December: The King’s Peace — Jo Walton
As anybody who has actually been reading my booklog over the past few years knows, I’ve been reading a lot about the fall of the Roman Empire and the transformation of Late antiquity into the Early Middle Ages and about whether the Roman world really fell or was just transformed and how that would’ve looked like to the people living through it. The King’s Peace may be set in a disguised, fantasy version of this part of history, but I think it got it as well as anybody could’ve gotten it. The world changes, but change does not have to be bad and although what was lost could not be recaptured, what was built in its stead is good in its own right. A very complex, bittersweet and mature attitude for a fantasy novel to take.
Other people doing this include Martin Lewis:
Over Christmas I decided to do something about this: I would read and review one SF novel by a women every month in 2011. I appreciate this sounds pathetically modest but in the context of my current reading I’m afraid it isn’t. There were several SF novels by women already languishing on my shelves, bought but unread and in this state for some time. I rescued these and then topped them up from Amazon. This in itself was an eye-opener; almost all the books I searched for – even those which had only recently been published – were out of print.

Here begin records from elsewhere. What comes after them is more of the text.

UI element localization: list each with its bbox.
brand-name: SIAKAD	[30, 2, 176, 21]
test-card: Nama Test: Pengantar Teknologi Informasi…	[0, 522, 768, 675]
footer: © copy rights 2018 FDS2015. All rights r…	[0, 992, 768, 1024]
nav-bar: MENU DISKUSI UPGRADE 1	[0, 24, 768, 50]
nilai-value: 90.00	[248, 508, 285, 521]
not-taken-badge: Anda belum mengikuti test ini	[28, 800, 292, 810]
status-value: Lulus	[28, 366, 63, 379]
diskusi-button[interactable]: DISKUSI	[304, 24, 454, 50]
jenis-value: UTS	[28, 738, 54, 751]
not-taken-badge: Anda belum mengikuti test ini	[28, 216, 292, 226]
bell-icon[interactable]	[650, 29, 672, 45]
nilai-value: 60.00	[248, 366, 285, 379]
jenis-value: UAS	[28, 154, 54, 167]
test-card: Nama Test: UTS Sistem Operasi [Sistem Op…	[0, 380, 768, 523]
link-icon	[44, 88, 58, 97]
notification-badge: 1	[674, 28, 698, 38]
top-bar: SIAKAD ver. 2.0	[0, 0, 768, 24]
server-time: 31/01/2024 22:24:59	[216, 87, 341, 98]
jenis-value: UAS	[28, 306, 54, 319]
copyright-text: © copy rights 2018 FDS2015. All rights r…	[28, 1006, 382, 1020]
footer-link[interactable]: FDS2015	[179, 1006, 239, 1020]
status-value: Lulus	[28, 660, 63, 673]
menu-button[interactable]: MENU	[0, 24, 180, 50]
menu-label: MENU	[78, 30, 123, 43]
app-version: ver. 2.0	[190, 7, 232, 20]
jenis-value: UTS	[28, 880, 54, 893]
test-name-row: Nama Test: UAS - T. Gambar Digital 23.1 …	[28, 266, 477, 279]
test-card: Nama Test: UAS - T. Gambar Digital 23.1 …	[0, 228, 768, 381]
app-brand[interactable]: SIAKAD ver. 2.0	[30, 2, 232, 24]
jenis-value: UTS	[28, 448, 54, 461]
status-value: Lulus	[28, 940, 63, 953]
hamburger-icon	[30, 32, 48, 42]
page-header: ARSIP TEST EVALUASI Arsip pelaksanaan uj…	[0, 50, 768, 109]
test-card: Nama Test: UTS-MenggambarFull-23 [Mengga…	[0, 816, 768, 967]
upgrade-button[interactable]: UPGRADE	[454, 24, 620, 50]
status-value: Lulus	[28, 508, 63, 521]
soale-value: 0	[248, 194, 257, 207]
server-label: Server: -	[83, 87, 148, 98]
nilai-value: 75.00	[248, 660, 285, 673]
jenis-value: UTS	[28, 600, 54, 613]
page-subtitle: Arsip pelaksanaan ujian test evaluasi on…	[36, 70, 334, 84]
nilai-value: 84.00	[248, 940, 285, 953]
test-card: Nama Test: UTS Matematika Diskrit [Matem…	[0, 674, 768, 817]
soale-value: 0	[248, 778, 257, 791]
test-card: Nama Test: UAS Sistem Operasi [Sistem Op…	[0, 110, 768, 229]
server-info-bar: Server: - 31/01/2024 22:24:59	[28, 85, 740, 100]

Torque Control’s Women in SF Week has inspired me to read twelve science fiction novels by women writers during 2011 as my reading challenge. I’ve tentatively identified the dozen novels I’m going to read. I didn’t want to pick only those published since 2001, although many are from the last decade. Nor would I limit myself to books published in the UK. But I did want my list to be comprise only authors I’ve not read before (bar one or two slight cheats).
And over at Torque Control, the new editor of long running critical sf magazine Vector, Shana Worthen will be holding a monthly bookgroup reading through the winners of last year’s poll of best sf novels by women published from 2001-2010.